Manou: Ja. Wir sind ja nicht nur zu viert auf Tour, es gibt noch viele andere Leute, die mit uns auftreten: den Geräuschemacher, den Erzähler und die Nebenrollen. Die sind schon vor uns auf der Bühne. Bevor wir dann als TKKG rausgehen, umarmen wir vier uns nochmal, sagen, dass wir uns lieb haben, und dann geht’s los.
Fabian: Hattet ihr schon mal witzige oder peinliche Pannen auf der Bühne?
Sascha: Bei unserer letzten Show wollte Tobi nochmal den gleichen Absatz lesen.
Manou: Und das hat er auch noch kommentiert – das war der Fehler!
Tobias: Ich habe gesagt: „Ne – das habe ich schon gelesen.“
Rhea: Da waren wir erstmal alle raus und mussten richtig lachen. Als Tobi dann einfach weitermachen wollte, fing aber immer wieder einer von uns an zu kichern.
Tobias: Und dann hat das ganze Publikum gelacht.
Naya: Werdet ihr manchmal durch eure Stimmen erkannt?
Tobias: Das passiert immer mal wieder. Letztens war ich in der Bahn. Ich habe telefoniert und ein Kind hat ein Hörspiel gehört. Es hat immer so zu mir rübergeguckt, mit seiner Mutter geredet und irgendwann kam die Mutter zu mir rüber und hat mich gefragt, ob ich das spreche. Dann haben wir zusammen ein Foto gemacht. Das war sehr schön.
Rhea: Ich wurde mal an der Supermarktkasse angesprochen. Eigentlich auf meine Rolle in der Serie „Notruf Hafenkante“ hin, aber dann meinte das Mädchen: „Mama, das ist doch die Stimme von Gaby!“ Das war sehr niedlich.
Daniel: Was war euer Traumberuf als Kind?
Rhea: Ich wollte Müllwagen-Fahrerin werden!
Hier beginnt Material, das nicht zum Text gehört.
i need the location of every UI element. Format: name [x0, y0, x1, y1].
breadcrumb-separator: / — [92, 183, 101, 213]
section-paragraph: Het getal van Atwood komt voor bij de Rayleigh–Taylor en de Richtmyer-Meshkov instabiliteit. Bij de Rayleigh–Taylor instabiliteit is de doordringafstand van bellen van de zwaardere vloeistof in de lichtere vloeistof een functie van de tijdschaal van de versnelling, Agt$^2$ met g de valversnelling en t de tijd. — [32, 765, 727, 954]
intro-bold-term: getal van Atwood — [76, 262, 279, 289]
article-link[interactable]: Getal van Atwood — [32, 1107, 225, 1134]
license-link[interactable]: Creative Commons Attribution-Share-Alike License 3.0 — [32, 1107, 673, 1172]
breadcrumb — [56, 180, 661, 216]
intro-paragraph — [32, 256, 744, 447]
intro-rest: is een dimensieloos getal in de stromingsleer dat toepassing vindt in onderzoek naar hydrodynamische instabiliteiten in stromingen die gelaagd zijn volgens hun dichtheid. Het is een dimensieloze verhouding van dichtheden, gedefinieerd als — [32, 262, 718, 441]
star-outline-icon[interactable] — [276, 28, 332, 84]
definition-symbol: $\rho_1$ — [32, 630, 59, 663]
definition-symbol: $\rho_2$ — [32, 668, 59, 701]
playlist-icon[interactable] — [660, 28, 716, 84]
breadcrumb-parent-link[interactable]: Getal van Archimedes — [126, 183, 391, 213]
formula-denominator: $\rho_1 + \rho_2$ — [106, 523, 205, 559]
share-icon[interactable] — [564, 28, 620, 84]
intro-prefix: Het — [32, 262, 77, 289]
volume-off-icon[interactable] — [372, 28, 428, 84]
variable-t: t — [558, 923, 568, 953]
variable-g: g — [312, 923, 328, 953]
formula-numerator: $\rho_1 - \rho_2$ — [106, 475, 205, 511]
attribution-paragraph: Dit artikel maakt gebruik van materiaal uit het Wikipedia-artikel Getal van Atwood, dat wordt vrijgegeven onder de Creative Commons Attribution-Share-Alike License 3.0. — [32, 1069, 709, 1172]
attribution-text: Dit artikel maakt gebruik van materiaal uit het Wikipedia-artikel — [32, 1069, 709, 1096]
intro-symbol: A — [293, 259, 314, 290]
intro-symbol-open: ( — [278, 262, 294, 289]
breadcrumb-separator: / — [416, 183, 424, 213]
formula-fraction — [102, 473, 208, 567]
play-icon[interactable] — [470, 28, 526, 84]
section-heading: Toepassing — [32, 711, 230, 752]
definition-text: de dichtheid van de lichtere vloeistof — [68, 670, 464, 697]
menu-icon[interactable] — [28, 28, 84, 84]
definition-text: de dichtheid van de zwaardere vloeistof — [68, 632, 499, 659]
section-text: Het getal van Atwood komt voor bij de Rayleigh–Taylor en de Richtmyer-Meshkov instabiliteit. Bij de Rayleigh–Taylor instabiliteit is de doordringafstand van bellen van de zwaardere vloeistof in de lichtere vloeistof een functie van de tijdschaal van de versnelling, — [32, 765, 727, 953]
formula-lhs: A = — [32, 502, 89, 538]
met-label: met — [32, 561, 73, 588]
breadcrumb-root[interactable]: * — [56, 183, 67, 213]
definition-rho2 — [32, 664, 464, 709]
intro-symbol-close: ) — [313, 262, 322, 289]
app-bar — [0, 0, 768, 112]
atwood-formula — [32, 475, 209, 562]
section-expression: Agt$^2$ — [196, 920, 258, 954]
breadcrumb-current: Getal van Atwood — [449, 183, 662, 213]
Ich fand es toll, dass man da den ganzen Tag draußen sein kann.
Sascha: Ich wollte Bauarbeiter werden, weil ich es cool fand, oben auf Gerüsten rumzulaufen.
Tobias: Ich wollte mal Journalist werden und Artikel schreiben.
Manou: Ich wollte Agent oder Raumfahrer werden. Aber ich habe Flugangst, und Agent zu sein ist ein bisschen gefährlich. Aber das ist das Tolle daran, Schauspieler zu sein: Damit kann ich alles sein!
240 Fälle für TKKG
„Ein Fall für TKKG“ heißt es bereits seit 1979. Damals erschien das erste Buch „Die Jagd nach den Millionendieben“. Zwei Jahre später wurden die ersten Hörspiele aufgenommen. Mittlerweile gehen die Sprecherinnen und Sprecher auch auf Live-Tour. Unsere Kinderreporter haben die Vier in Fellbach getroffen, vor ihrem Auftritt zu „Das verschollene Zepter von Gizeh“, dem 240. Fall von TKKG. Für 2027 ist bereits eine weitere Tour angekündigt. Wer einem sehr alten Fall von Tim, Karl, Klößchen und Gaby lauscht, hört zu Beginn einen Hinweis: „Dieses Hörspiel wurde vor vielen Jahren entwickelt und aufgenommen. Es ist ein Produkt seiner Zeit.“ Daher enthalte es diskriminierende, also ausgrenzende oder beleidigende, Darstellungen. Diese seien damals zu wenig hinterfragt worden. Das sei falsch gewesen und passe nicht zur der heutigen Auffassung des Verlags von einer vielfältigen und gleichberechtigten Gesellschaft.